Two days later, German troops marched into the Sudetenland. In March 1939, mechanized columns of Germany Army troops entered and occupied Prague. Shortly thereafter Hitler dissolved Czechoslovakia. His conquest of Europe had begun.
German occupation of Czechoslovakia ended when the Soviet Red Army, with some Czechoslovakian troops, reached Prague in May 1945. The following month, a government was reestablished under the prewar president, Edvard Benes. During the war; Benes had gone to Moscow and met Stalin. He admired some aspects of socialism in practice and was appalled by others. Following the war, communists held power in local government bodies and gradually encroached on the national level. Though sympathetic to socialism, Bales worked to resist the growing communist influence. Nevertheless, his radicalism lost him the moral and financial support of Western democratic powers. In elections to the Constitutional National Assembly in 1946, the Communist Party won 38 percent of the vote, more than any other party. Communist figures thus gained key government posts. Before elections could be held in 1948, the communists ousted Benes and took control, renaming the nation the Czechoslovak Socialist Republic. What followed was harsh Stalinist repression.

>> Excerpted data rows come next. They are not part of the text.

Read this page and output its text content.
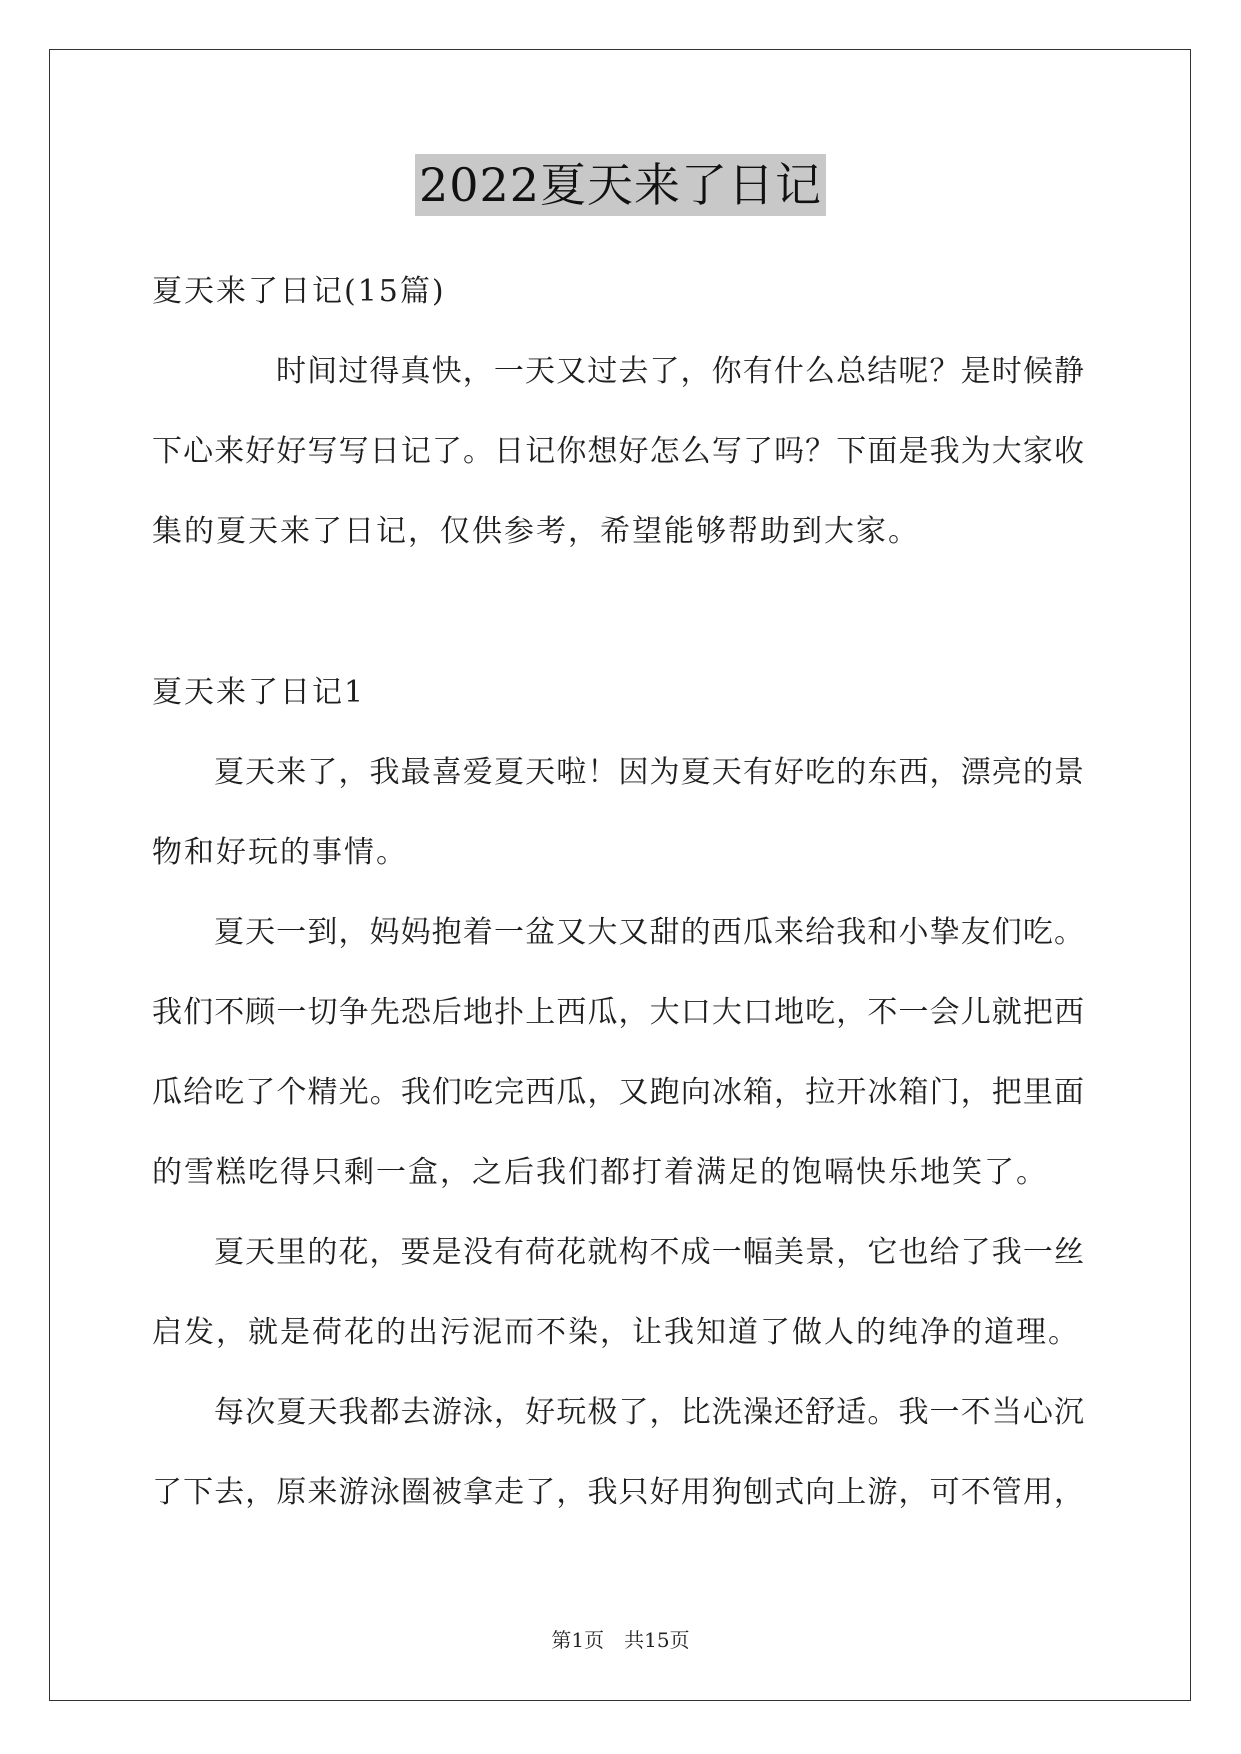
2022夏天来了日记
夏天来了日记(15篇)
时间过得真快，一天又过去了，你有什么总结呢？是时候静
下心来好好写写日记了。日记你想好怎么写了吗？下面是我为大家收
集的夏天来了日记，仅供参考，希望能够帮助到大家。
夏天来了日记1
夏天来了，我最喜爱夏天啦！因为夏天有好吃的东西，漂亮的景
物和好玩的事情。
夏天一到，妈妈抱着一盆又大又甜的西瓜来给我和小挚友们吃。
我们不顾一切争先恐后地扑上西瓜，大口大口地吃，不一会儿就把西
瓜给吃了个精光。我们吃完西瓜，又跑向冰箱，拉开冰箱门，把里面
的雪糕吃得只剩一盒，之后我们都打着满足的饱嗝快乐地笑了。
夏天里的花，要是没有荷花就构不成一幅美景，它也给了我一丝
启发，就是荷花的出污泥而不染，让我知道了做人的纯净的道理。
每次夏天我都去游泳，好玩极了，比洗澡还舒适。我一不当心沉
了下去，原来游泳圈被拿走了，我只好用狗刨式向上游，可不管用，
第1页　共15页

Twenty years later, in January 1968, Alexander Dubcek became head of the Communist Party of Czechoslovakia (CPCz) replacing an unpopular leader, Antonin Novotny, who had joined the CPCz soon after it was founded in 1921 and had been a key figure in deposing Edvard Benes in 1948.
Dubcek proceeded to reform the CPCz. In what he called a "unique experiment in democratic communism," he sought to liberalize many sectors of the government and society. Censorship was eased, and allowing political parties to compete against the CPCz was openly considered. Efforts were made to improve relations with the West. During this period, a few precious months, the people of Czechoslovakia experienced much greater freedom.
Dubcek's communist overlords were seriously threatened by this. Neighboring countries were jittery in fear that the sweet taste of freedom would compel their own citizens to rise in rebellion against the domination they were accustomed to being under. By August 18, the Soviet Union had decided to invade Czechoslovakia "even if it leads to a third world war." On August 20, "to come to the aid of the working class and... to defend socialist gains," an estimated half million troops from the Soviet Union, Poland, Hungary, Bulgaria, and East Germany invaded Czechoslovakia. Dubcek and other party leaders were spirited off to Moscow where they were coerced into signing a document renouncing some of the reforms and permitting Soviet troops to occupy Czechoslovakia. The occupation of Czechoslovakia would last two decades. Dubcek returned to Czechoslovakia. Eventually, he opened a locksmith shop in Bratislava.
Dubcek's replacement, Gustav Husak restored the frigid atmosphere that had preceded the liberalization efforts of Alexander Dubcek. The people's most poignant response to this was delivered by a nineteen year-old student Jan Palach, who died by self-immolation in Wenceslas Square in Prague as an act of protest on January 26, 1969.